Birthday gifts are great fun. My Baby Sister gave me two dressy T-shirts because she says my T-shirts are not feminine enough. I don’t agree. I have one that says: “If a man speaks in the forest and there is no woman to hear, is he still wrong?” How do you get more feminine than that?
I hope to be around to celebrate more birthdays for a long time to come. I’m not ready to go to Heaven yet–presuming I will go Heaven, that is. At certain times, I’m not sure that my going to Heaven is a given.
One of those times occurs when I’m writing and I must sully my keyboard with some of the naughty words with which my characters insist on expressing themselves. Shameful. They make me want to wash my keyboard and my fingertips with penicillin.
Then there are the times when I experience a twinge (more like a stab) of envy when another writer experiences publishing success of some kind. I always feel petty afterward, I always remove the pins from the little doll afterward, and I always repent and sincerely congratulate the successful author afterward.
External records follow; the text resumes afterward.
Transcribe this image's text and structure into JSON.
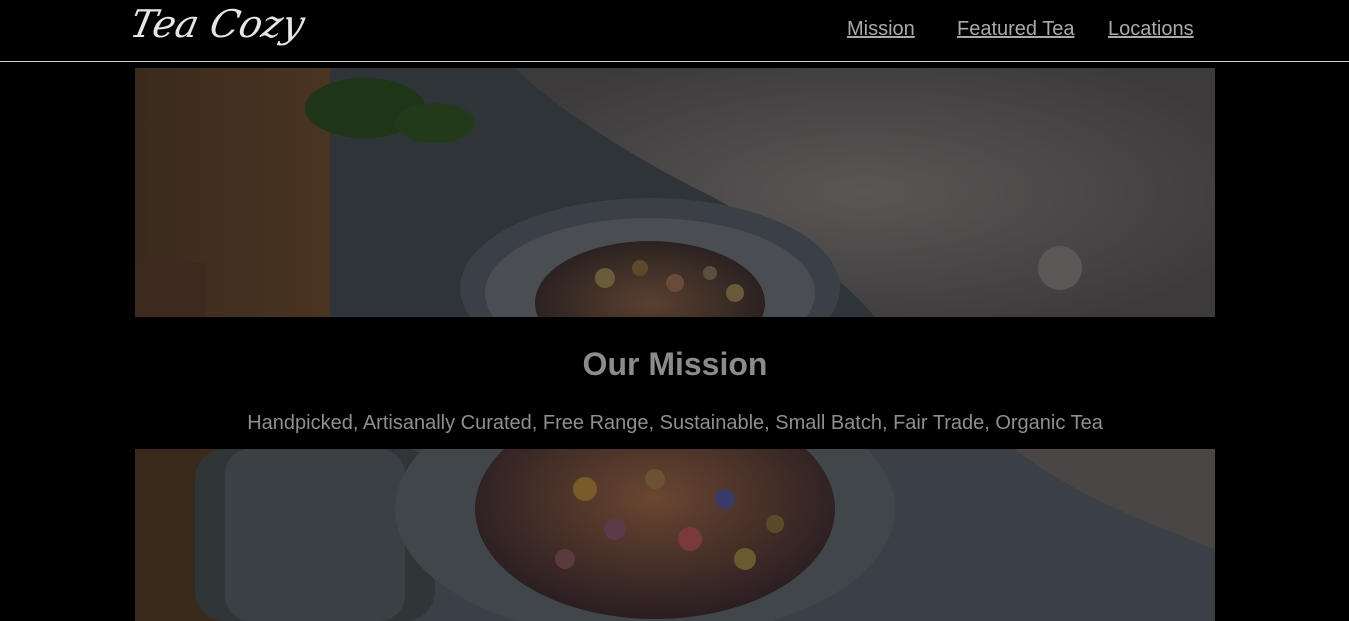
{
  "header": {
    "logo": "Tea Cozy",
    "nav": [
      {
        "label": "Mission"
      },
      {
        "label": "Featured Tea"
      },
      {
        "label": "Locations"
      }
    ]
  },
  "mission": {
    "title": "Our Mission",
    "tagline": "Handpicked, Artisanally Curated, Free Range, Sustainable, Small Batch, Fair Trade, Organic Tea"
  },
  "colors": {
    "background": "#000000",
    "nav_link": "#a9a9a9",
    "heading": "#8b8b8b"
  }
}
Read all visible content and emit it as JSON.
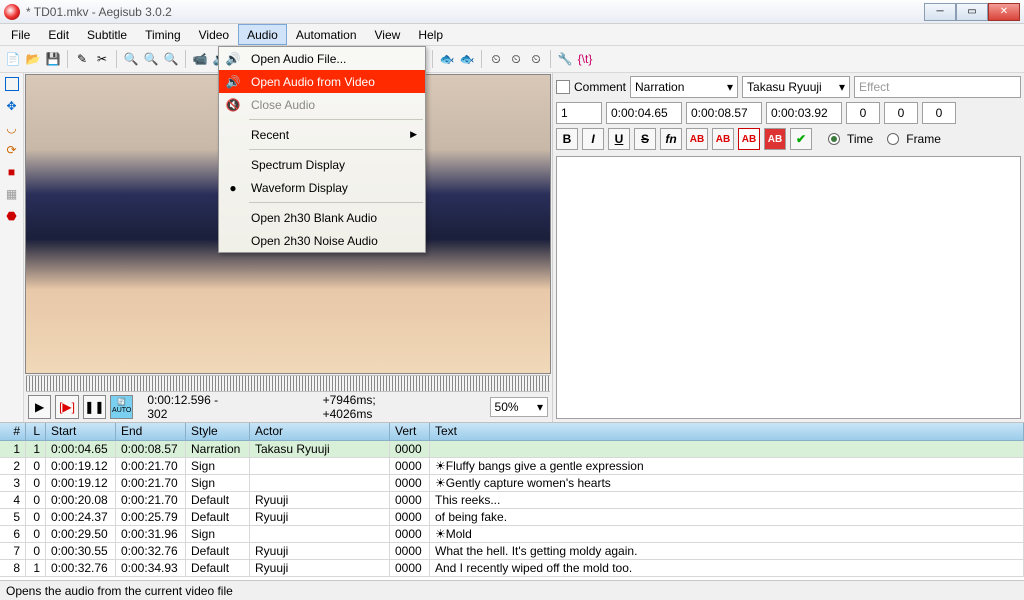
{
  "title": "* TD01.mkv - Aegisub 3.0.2",
  "menus": [
    "File",
    "Edit",
    "Subtitle",
    "Timing",
    "Video",
    "Audio",
    "Automation",
    "View",
    "Help"
  ],
  "audio_menu": {
    "open_file": "Open Audio File...",
    "open_from_video": "Open Audio from Video",
    "close": "Close Audio",
    "recent": "Recent",
    "spectrum": "Spectrum Display",
    "waveform": "Waveform Display",
    "blank": "Open 2h30 Blank Audio",
    "noise": "Open 2h30 Noise Audio"
  },
  "playback": {
    "timecode": "0:00:12.596 - 302",
    "offset": "+7946ms; +4026ms",
    "zoom": "50%"
  },
  "editpanel": {
    "comment_label": "Comment",
    "style": "Narration",
    "actor": "Takasu Ryuuji",
    "effect_ph": "Effect",
    "layer": "1",
    "start": "0:00:04.65",
    "end": "0:00:08.57",
    "dur": "0:00:03.92",
    "ml": "0",
    "mr": "0",
    "mv": "0",
    "time_label": "Time",
    "frame_label": "Frame"
  },
  "grid": {
    "headers": {
      "n": "#",
      "l": "L",
      "start": "Start",
      "end": "End",
      "style": "Style",
      "actor": "Actor",
      "vert": "Vert",
      "text": "Text"
    },
    "rows": [
      {
        "n": "1",
        "l": "1",
        "s": "0:00:04.65",
        "e": "0:00:08.57",
        "st": "Narration",
        "a": "Takasu Ryuuji",
        "v": "0000",
        "t": ""
      },
      {
        "n": "2",
        "l": "0",
        "s": "0:00:19.12",
        "e": "0:00:21.70",
        "st": "Sign",
        "a": "",
        "v": "0000",
        "t": "☀Fluffy bangs give a gentle expression"
      },
      {
        "n": "3",
        "l": "0",
        "s": "0:00:19.12",
        "e": "0:00:21.70",
        "st": "Sign",
        "a": "",
        "v": "0000",
        "t": "☀Gently capture women's hearts"
      },
      {
        "n": "4",
        "l": "0",
        "s": "0:00:20.08",
        "e": "0:00:21.70",
        "st": "Default",
        "a": "Ryuuji",
        "v": "0000",
        "t": "This reeks..."
      },
      {
        "n": "5",
        "l": "0",
        "s": "0:00:24.37",
        "e": "0:00:25.79",
        "st": "Default",
        "a": "Ryuuji",
        "v": "0000",
        "t": "of being fake."
      },
      {
        "n": "6",
        "l": "0",
        "s": "0:00:29.50",
        "e": "0:00:31.96",
        "st": "Sign",
        "a": "",
        "v": "0000",
        "t": "☀Mold"
      },
      {
        "n": "7",
        "l": "0",
        "s": "0:00:30.55",
        "e": "0:00:32.76",
        "st": "Default",
        "a": "Ryuuji",
        "v": "0000",
        "t": "What the hell. It's getting moldy again."
      },
      {
        "n": "8",
        "l": "1",
        "s": "0:00:32.76",
        "e": "0:00:34.93",
        "st": "Default",
        "a": "Ryuuji",
        "v": "0000",
        "t": "And I recently wiped off the mold too."
      }
    ]
  },
  "status": "Opens the audio from the current video file"
}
If I don’t go to Heaven, if I go in the other direction, I’m certain of the culprit: my writer’s mind. I don’t know if this happens to other writers, but my writer’s mind takes me elsewhere mentally no matter where I happen to be physically. I’m embarrassed to confess that I have been known to lose focus when I’m in church during Sunday mass. My writer’s mind wanders in the direction of my current work in progress. I find myself plotting when I should be praying. I’m hanging my head in shame as I write this, even though I know it is bound to happen again. ::sigh::
Macho Guy will be back from playing golf very soon, so I’m going to cut this short and get gussied up for my birthday dinner—and birthday cake, lots of chocolate birthday cake and ice cream. Mocha Almond Fudge, of course. Mmmmm. 
What? I forgot to tell you how old I am? Well, they say the memory is the first to go.